ARIMA and Seasonal ARIMA¶

Autoregressive Integrated Moving Averages¶

일반적으로 다음 프로세스를 따라 ARIMA 모델을 만듭니다:

시계열 데이터 시각화
시계열 데이터를 stationary 특성화
Correlation 과 AutoCorrelation 챠트 플로팅
ARIMA 모델 생성
만들어진 모델로 예측 수행

순서대로 다뤄봅시다.

Step 1: 데이터 읽기와 포매팅¶

월별 우유 소비 데이터를 사용합니다. 데이터는 Data Market 에서 다운받아 저장해놓은 CSV 파일을 읽습니다.

In [1]:

import numpy as np
import pandas as pd
import statsmodels.api as sm
import matplotlib.pyplot as plt
%matplotlib inline

In [2]:

df = pd.read_csv('data/monthly-milk-production.csv', index_col='Month', parse_dates=True)

In [3]:

df.head()

Out[3]:

	pounds per cow
Month
1962-01-01	589
1962-02-01	561
1962-03-01	640
1962-04-01	656
1962-05-01	727

Step 2: Visualize the Data¶

pandas 내장 플로팅 함수들로 시계열 데이터를 시각화 해봅니다.

In [4]:

timeseries = df['pounds per cow']

In [5]:

timeseries.rolling(12).mean().plot(label='12 Month Rolling Mean')
timeseries.plot()
plt.legend()

Out[5]:

<matplotlib.legend.Legend at 0x7f97a85de6a0>

In [6]:

timeseries.rolling(12).mean().plot(label='12 Month Rolling Mean')
timeseries.rolling(12).std().plot(label='12 Month Rolling Std')
timeseries.plot()
plt.legend()

Out[6]:

<matplotlib.legend.Legend at 0x7f97a8158860>

Decomposition¶

ETS decomposition 을 통해서 시계열 데이터를 구성하는 요소들을 확인할 수 있습니다.

In [7]:

from statsmodels.tsa.seasonal import seasonal_decompose

In [8]:

decomposition = seasonal_decompose(df['pounds per cow'])

In [9]:

fig = plt.figure()
fig = decomposition.plot()
fig.set_size_inches(15,8)

<Figure size 432x288 with 0 Axes>

Testing for Stationarity¶

시계열 데이터의 Stationarity 특성을 시험하기 위해 Augmented Dickey-Fuller unit root test 를 사용합니다.

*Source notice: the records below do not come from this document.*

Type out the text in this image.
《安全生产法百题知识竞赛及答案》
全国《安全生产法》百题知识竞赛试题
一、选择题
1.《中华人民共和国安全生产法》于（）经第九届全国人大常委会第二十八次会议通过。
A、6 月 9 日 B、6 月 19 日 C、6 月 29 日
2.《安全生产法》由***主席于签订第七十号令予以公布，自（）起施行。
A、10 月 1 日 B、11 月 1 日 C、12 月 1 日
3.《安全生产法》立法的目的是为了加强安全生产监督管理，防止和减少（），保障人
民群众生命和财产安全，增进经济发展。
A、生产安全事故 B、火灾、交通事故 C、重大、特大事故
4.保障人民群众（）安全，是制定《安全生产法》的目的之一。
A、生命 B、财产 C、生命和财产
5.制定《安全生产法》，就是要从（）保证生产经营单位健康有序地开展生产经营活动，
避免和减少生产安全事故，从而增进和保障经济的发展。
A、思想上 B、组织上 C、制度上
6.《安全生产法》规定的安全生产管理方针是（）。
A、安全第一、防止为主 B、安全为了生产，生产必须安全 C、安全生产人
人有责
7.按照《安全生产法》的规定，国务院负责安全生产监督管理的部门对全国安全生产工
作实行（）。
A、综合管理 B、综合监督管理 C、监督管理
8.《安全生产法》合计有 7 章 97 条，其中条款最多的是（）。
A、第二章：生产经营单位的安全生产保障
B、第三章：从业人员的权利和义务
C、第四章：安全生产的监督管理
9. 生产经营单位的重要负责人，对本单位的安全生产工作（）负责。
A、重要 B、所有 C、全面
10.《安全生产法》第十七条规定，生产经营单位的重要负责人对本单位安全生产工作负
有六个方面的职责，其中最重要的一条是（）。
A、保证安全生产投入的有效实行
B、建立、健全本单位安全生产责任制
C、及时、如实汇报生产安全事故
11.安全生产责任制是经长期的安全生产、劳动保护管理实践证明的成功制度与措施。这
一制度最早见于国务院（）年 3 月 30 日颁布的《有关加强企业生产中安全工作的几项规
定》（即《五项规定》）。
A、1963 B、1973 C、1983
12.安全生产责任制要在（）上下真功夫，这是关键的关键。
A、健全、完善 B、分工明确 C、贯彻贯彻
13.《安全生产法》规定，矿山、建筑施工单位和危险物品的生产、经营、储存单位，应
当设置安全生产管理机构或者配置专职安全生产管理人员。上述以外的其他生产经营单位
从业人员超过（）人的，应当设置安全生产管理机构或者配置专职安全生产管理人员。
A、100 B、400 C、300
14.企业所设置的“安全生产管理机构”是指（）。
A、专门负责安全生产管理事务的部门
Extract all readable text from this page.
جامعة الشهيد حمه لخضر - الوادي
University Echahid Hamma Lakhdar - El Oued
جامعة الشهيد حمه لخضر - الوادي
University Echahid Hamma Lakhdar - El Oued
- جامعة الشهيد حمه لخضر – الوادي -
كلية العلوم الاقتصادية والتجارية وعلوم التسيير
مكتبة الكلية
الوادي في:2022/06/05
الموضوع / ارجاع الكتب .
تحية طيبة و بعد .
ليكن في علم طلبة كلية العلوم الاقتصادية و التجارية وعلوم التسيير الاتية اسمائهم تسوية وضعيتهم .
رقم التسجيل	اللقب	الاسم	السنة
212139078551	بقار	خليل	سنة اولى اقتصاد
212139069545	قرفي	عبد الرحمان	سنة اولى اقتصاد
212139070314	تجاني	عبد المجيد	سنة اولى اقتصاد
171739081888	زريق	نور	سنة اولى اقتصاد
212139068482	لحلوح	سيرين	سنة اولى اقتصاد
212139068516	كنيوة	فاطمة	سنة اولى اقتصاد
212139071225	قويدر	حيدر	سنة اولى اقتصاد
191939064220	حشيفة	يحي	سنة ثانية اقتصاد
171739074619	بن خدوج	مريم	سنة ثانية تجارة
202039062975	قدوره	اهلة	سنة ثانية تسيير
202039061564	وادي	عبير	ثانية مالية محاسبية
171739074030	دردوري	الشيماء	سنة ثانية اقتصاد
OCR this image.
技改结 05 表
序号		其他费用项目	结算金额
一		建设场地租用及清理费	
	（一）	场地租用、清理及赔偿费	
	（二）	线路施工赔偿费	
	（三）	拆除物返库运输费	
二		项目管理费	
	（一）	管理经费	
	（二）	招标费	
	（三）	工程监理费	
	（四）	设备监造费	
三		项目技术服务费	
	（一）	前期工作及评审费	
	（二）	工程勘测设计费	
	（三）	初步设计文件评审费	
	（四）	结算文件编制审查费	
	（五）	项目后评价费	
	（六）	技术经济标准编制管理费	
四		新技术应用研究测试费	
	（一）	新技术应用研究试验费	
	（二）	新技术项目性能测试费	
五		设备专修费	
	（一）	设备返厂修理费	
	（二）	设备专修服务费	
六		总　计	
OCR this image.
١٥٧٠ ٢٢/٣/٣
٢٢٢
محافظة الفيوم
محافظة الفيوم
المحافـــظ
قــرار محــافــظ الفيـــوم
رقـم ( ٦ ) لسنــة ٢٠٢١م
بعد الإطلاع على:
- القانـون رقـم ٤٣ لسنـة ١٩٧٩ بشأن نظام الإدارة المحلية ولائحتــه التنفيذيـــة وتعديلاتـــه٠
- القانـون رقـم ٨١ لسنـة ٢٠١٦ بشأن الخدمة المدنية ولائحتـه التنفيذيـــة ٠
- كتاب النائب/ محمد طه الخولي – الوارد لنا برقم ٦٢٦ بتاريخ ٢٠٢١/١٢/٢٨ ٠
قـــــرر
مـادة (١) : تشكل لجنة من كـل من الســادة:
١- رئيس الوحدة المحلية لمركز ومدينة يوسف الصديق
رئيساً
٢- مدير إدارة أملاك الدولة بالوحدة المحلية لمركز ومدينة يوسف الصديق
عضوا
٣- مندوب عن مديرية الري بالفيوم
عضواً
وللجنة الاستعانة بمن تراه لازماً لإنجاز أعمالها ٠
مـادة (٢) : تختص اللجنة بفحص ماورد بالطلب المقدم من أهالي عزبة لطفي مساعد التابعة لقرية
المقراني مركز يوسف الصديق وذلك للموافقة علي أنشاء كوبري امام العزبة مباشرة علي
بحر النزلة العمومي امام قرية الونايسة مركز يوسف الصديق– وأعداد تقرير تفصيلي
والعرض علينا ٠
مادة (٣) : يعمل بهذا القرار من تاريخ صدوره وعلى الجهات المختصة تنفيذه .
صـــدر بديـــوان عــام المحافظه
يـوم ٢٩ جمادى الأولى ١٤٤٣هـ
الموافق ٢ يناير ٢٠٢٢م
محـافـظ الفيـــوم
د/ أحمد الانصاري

Augmented Dicky-Fuller (ADF) test 는 시계열 데이터 샘플에 단위근(unit root)이 존재한다는 귀무가설을 시험하므로써 대립가인 stationarity 또는 trend-stationarity 여부를 확인합니다.

시계열 데이터에 unit root 가 있어 non-stationary 하다는 귀무가설 H0 를 accept 할지, 또는 이를 reject 하면서 시계열 데이터에 unit root 가 없고 stationary 하다는 대립가설을 채택할지를 실험하는 것입니다.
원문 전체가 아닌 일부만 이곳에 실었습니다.